Steamboat Springs Dara Lor wants to deconstruct the metaphor of the supply chain.
Instead of a series of steps or links from suppliers to customers, he describes the system for Summit Greasecycling as a loop.
“The concept is to infuse as much of the benefit into the users,” Lor said.
Lor and his co-owner, Dan Fernandez, have built a business around upcycling used cooking oil, but while many other companies are angling for the same restaurant clients, they’re setting themselves apart with a Colorado-centric approach and a business-sense appeal.
The Summit County-based company that started in 2007 — now with 12 restaurant clients in Steamboat Springs and hundreds across the state — makes sure the oil it purifies in Breckenridge stays or comes back to Colorado in whatever product it eventually becomes.
The majority of the oil goes to ClearEcos in Boulder and is made into biodiesel; a byproduct of the purifying process goes into a degreasing cleaner that is sold at a discount to participating restaurants; and part of the oil goes into Summit Soap, a natural soap company also owned by Lor and Fernandez.
Fernandez was giving a demonstration of the soap-making process Tuesday at Kneading Hands on Oak Street while Lor explained Summit Greasecycling’s business model.
They have ideas for many more products to make from the upcycled vegetable oil, but the soap is in full swing and gaining steam.
Looking part chemist with protective eyewear and gloves but punctuating steps with Emeril Lagasse-style exclamations, Fernandez poured the oil into a metal pot and stirred in the handful of other ingredients while explaining the process. The oil makes up half the recipe, Fernandez said, and about 80 percent of the ingredients come from within 200 miles of their headquarters.
A bar of Summit Soap bought in downtown Steamboat Springs could be made with oil purified from your breakfast at Creekside Cafe and Grill.

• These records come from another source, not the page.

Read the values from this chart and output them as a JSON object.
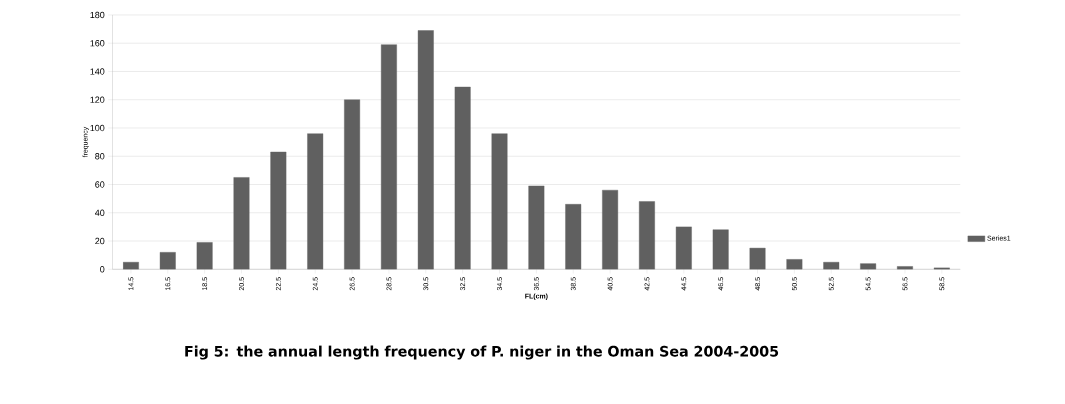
{
  "chart_data": {
    "type": "bar",
    "xlabel": "FL(cm)",
    "ylabel": "frequency",
    "annotations": [
      "Fig 5: the annual length frequency of P. niger in the Oman Sea 2004-2005"
    ],
    "categories": [
      "14.5",
      "16.5",
      "18.5",
      "20.5",
      "22.5",
      "24.5",
      "26.5",
      "28.5",
      "30.5",
      "32.5",
      "34.5",
      "36.5",
      "38.5",
      "40.5",
      "42.5",
      "44.5",
      "46.5",
      "48.5",
      "50.5",
      "52.5",
      "54.5",
      "56.5",
      "58.5"
    ],
    "series": [
      {
        "name": "Series1",
        "color": "#606060",
        "values": [
          5,
          12,
          19,
          65,
          83,
          96,
          120,
          159,
          169,
          129,
          96,
          59,
          46,
          56,
          48,
          30,
          28,
          15,
          7,
          5,
          4,
          2,
          1
        ]
      }
    ],
    "ylim": [
      0,
      180
    ],
    "yticks": [
      0,
      20,
      40,
      60,
      80,
      100,
      120,
      140,
      160,
      180
    ],
    "grid": "y",
    "legend": "right"
  }
}
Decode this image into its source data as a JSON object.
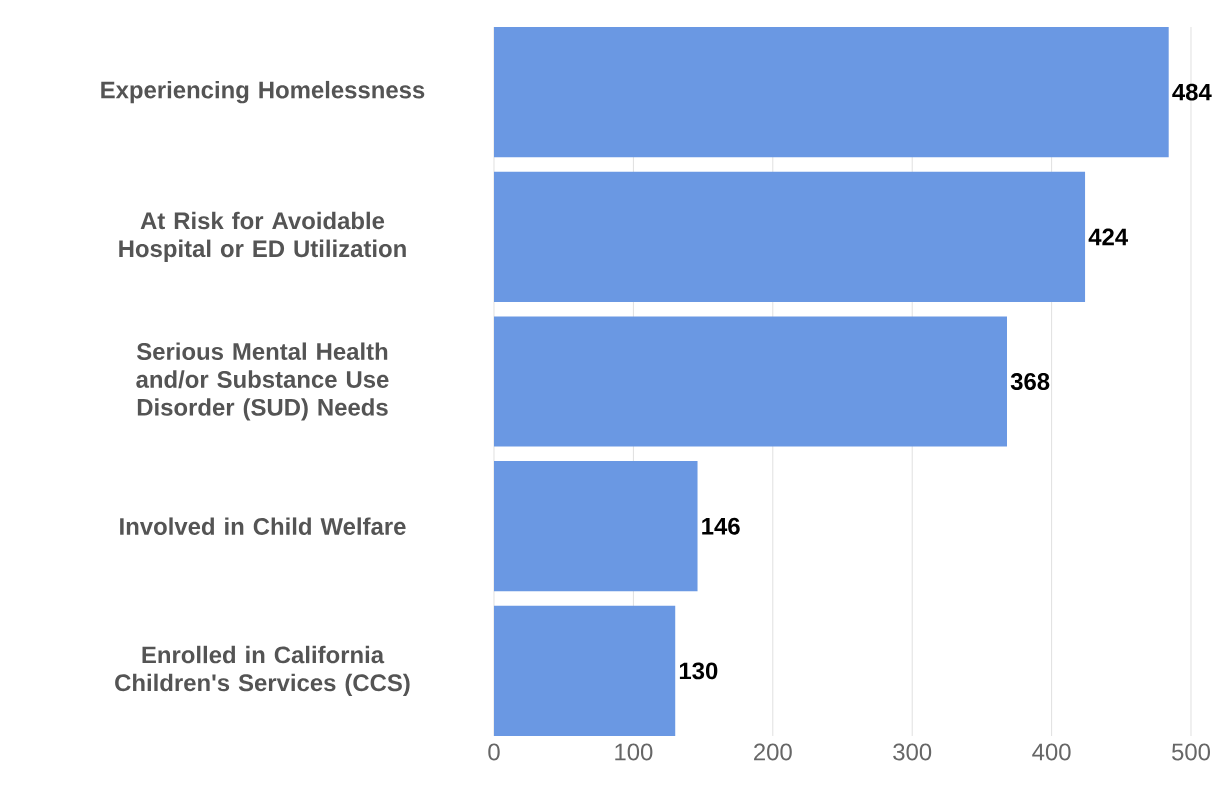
{
  "chart_data": {
    "type": "bar",
    "orientation": "horizontal",
    "categories": [
      "Experiencing Homelessness",
      "At Risk for Avoidable Hospital or ED Utilization",
      "Serious Mental Health and/or Substance Use Disorder (SUD) Needs",
      "Involved in Child Welfare",
      "Enrolled in California Children's Services (CCS)"
    ],
    "values": [
      484,
      424,
      368,
      146,
      130
    ],
    "color": "#6a98e3",
    "xlim": [
      0,
      500
    ],
    "xticks": [
      0,
      100,
      200,
      300,
      400,
      500
    ],
    "grid": "x",
    "data_labels": true
  }
}
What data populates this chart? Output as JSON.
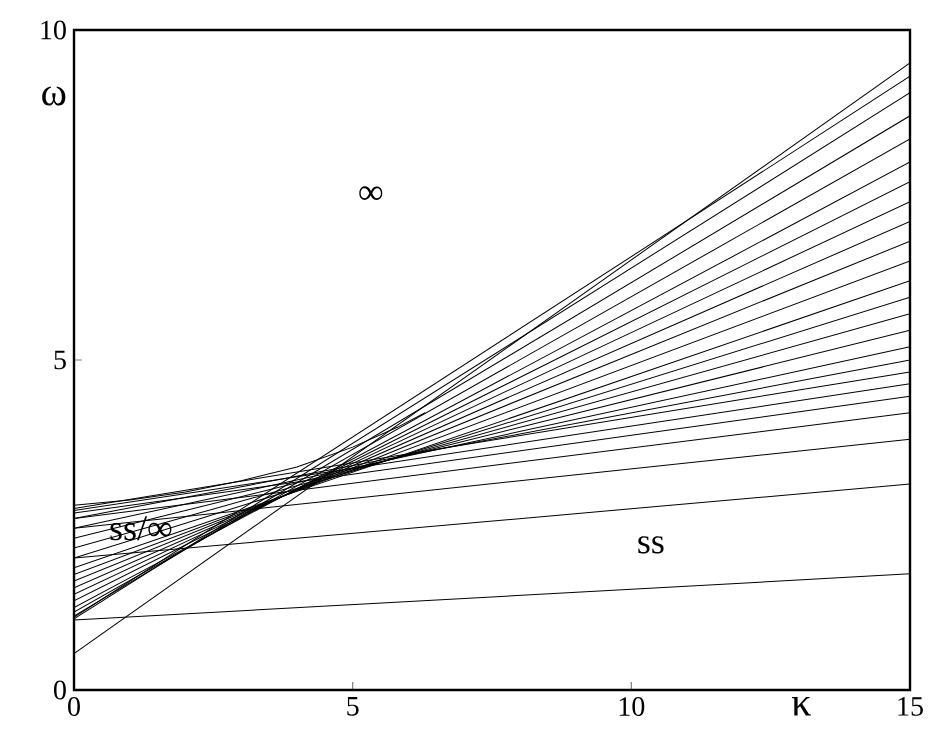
{
  "chart_data": {
    "type": "line",
    "xlabel": "κ",
    "ylabel": "ω",
    "xlim": [
      0,
      15
    ],
    "ylim": [
      0,
      10
    ],
    "xticks": [
      0,
      5,
      10,
      15
    ],
    "yticks": [
      0,
      5,
      10
    ],
    "grid": false,
    "marker": "none",
    "line_style": "solid",
    "annotations": [
      "∞",
      "ss/∞",
      "ss"
    ],
    "series": [
      {
        "color": "#000000",
        "x": [
          0,
          15
        ],
        "values": [
          0.55,
          9.5
        ]
      },
      {
        "color": "#000000",
        "x": [
          0,
          1,
          2,
          3,
          4,
          5,
          5.8,
          6.3
        ],
        "values": [
          2.8,
          2.88,
          3.0,
          3.17,
          3.38,
          3.68,
          3.98,
          4.2
        ]
      },
      {
        "color": "#000000",
        "x": [
          0,
          15
        ],
        "values": [
          1.06,
          1.76
        ]
      },
      {
        "color": "#000000",
        "x": [
          0,
          15
        ],
        "values": [
          2.0,
          3.12
        ]
      },
      {
        "color": "#000000",
        "x": [
          0,
          15
        ],
        "values": [
          2.45,
          3.8
        ]
      },
      {
        "color": "#000000",
        "x": [
          0,
          15
        ],
        "values": [
          2.6,
          4.2
        ]
      },
      {
        "color": "#000000",
        "x": [
          0,
          15
        ],
        "values": [
          2.68,
          4.45
        ]
      },
      {
        "color": "#000000",
        "x": [
          0,
          15
        ],
        "values": [
          2.72,
          4.64
        ]
      },
      {
        "color": "#000000",
        "x": [
          0,
          15
        ],
        "values": [
          2.75,
          4.82
        ]
      },
      {
        "color": "#000000",
        "x": [
          0,
          15
        ],
        "values": [
          2.6,
          5.0
        ]
      },
      {
        "color": "#000000",
        "x": [
          0,
          15
        ],
        "values": [
          2.45,
          5.2
        ]
      },
      {
        "color": "#000000",
        "x": [
          0,
          15
        ],
        "values": [
          2.3,
          5.45
        ]
      },
      {
        "color": "#000000",
        "x": [
          0,
          15
        ],
        "values": [
          2.15,
          5.7
        ]
      },
      {
        "color": "#000000",
        "x": [
          0,
          15
        ],
        "values": [
          2.0,
          5.95
        ]
      },
      {
        "color": "#000000",
        "x": [
          0,
          15
        ],
        "values": [
          1.85,
          6.2
        ]
      },
      {
        "color": "#000000",
        "x": [
          0,
          15
        ],
        "values": [
          1.75,
          6.5
        ]
      },
      {
        "color": "#000000",
        "x": [
          0,
          15
        ],
        "values": [
          1.65,
          6.8
        ]
      },
      {
        "color": "#000000",
        "x": [
          0,
          15
        ],
        "values": [
          1.55,
          7.1
        ]
      },
      {
        "color": "#000000",
        "x": [
          0,
          15
        ],
        "values": [
          1.45,
          7.4
        ]
      },
      {
        "color": "#000000",
        "x": [
          0,
          15
        ],
        "values": [
          1.35,
          7.7
        ]
      },
      {
        "color": "#000000",
        "x": [
          0,
          15
        ],
        "values": [
          1.25,
          8.0
        ]
      },
      {
        "color": "#000000",
        "x": [
          0,
          15
        ],
        "values": [
          1.18,
          8.35
        ]
      },
      {
        "color": "#000000",
        "x": [
          0,
          15
        ],
        "values": [
          1.12,
          8.7
        ]
      },
      {
        "color": "#000000",
        "x": [
          0,
          15
        ],
        "values": [
          1.08,
          9.05
        ]
      },
      {
        "color": "#000000",
        "x": [
          0,
          15
        ],
        "values": [
          1.1,
          9.3
        ]
      }
    ]
  }
}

Joe Walker, general manager of Sweetwater Grill, said the big, international company he was using to recycle cooking oil paid Sweetwater for the opportunity, but Lor’s pitch swayed Walker.
“I really just like the fact he’s using it for a bunch of really unique products,” he said, adding that Sweetwater likes to use as many local or Colorado vendors as possible.
“Dara is much more connected in a personal way,” Michael Fragola, of Cottonwood Grill, said about why he switched from the large firm he was using. “And he gives you a discount on his products.”
Summit Greasecycling gives restaurants a discount on the cleaner made from the byproduct of the purifying process.
“I’m pretty satisfied with it,” Fragola said. “And I save a bunch of money.”
Cottonwood will be closing at the end of August, but Three Peaks Grill, another of Fragola’s restaurants, also is using Summit Greasecycling.
“It’s much more connected to community,” Fragola said.
“When you do things sustainably the right way, it’s the best business decision anyway,” Lor said.
A new biodiesel plant is being constructed in Boulder that will have an annual capacity of more than 11 million gallons, further closing the loop by ensuring all the biodiesel will be made in Colorado in addition to being sold here.
As the collection and purifying business continues to grow, Lor said, he hopes more of the oil starts to go into other products, as well. In the future, chains in Bike Town USA could be greased with oil that originally came from Sweet Pea.
“Two guys that never really thought they’d be in business are running two separate businesses that are intertwined,” Fernandez said.